Sensory hearing loss (SNHL) has a high degree of genetic heterogeneity, and there are many mutated genes that cause deafness. GIPC3 gene is one of the mutated genes that can cause congenital hearing loss found in recent years, but the mechanism of its cause is still unclear. Mitophagy is the process of selectively encapsulating and lysing damaged or dysfunctional mitochondria in order to prevent accumulation of damaged mitochondria from damaging the cells and is of great importance in the maintenance of homeostasis in the inner ear. The aim of this paper is to observe the effect of Gipc3 expression on mitochondrial metabolism and autophagy in inner ear hair cells, and to explore the possible mechanism of sensorineural hearing loss caused by Gipc3 mutations. In this study, The House Ear Institute Organ of Corti 1(HEI-OC1) cells and cochlear explants were cultured to change the expression level of Gipc3 by transfection, and the knockdown efficiency was examined by quantitative polymerase chain reaction (qPCR) and Western Blot. Knockdown of Gipc3 inhibited cell viability and its proliferation ability. When t-BHP was used to induce oxidative stress injury and knockdown of Gipc3, inner ear hair cells had weakened ability to resist oxidative stress injury, mitochondrial metabolism was altered, and there was accumulation of reactive oxygen species and reduction of mitochondrial membrane potential.

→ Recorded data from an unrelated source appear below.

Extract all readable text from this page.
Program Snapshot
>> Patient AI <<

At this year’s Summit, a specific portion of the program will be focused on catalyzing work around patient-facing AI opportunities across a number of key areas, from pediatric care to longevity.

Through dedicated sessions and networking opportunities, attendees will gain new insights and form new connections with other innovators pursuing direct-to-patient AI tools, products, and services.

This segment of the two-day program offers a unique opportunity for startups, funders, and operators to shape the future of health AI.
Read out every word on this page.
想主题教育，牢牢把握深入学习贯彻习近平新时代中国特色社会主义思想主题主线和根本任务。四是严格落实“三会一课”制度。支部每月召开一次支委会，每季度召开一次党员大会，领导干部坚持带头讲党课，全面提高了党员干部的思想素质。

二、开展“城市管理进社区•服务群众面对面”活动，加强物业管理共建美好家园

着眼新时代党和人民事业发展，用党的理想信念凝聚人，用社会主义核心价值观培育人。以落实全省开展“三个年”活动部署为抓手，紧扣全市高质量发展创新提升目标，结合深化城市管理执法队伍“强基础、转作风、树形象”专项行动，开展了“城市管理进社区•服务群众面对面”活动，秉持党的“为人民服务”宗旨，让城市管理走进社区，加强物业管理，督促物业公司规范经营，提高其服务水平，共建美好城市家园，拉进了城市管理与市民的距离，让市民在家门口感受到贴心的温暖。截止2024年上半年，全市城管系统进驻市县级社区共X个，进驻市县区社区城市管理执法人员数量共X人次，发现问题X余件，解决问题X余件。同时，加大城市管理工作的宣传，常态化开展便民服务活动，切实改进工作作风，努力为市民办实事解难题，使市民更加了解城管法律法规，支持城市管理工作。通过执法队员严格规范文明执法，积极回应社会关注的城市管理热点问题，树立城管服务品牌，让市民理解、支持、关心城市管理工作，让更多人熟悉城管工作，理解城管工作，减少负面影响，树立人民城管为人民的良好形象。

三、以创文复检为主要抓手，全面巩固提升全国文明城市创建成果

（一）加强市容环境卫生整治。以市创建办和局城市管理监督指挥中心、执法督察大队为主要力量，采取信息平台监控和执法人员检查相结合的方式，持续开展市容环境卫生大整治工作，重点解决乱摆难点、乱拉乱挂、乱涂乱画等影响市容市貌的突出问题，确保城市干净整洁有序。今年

Immunofluorescence and Western Blot techniques revealed that the mitochondrial autophagy-related proteins, LC3B and P62, showed autophagy disorders. A PH domain, leucine zipper motif 1(APPL1) mediates early endosome-dependent mitophagy, and deletion of APPL1 impairs mitochondrial autophagy. We found that fluorescence co-localization exists between Gipc3 and APPL1, and that they interact with each other, with positive correlation in their trends. In summary, Gipc3 mutation may lead to decreased mitochondrial function by inhibiting the APPL1-mediated mitochondrial autophagy process, out of which impaired oxidative metabolism in hair cells may occur, which is a possible mechanism for the inhibition of mitochondrial autophagy by Gipc3 mutation.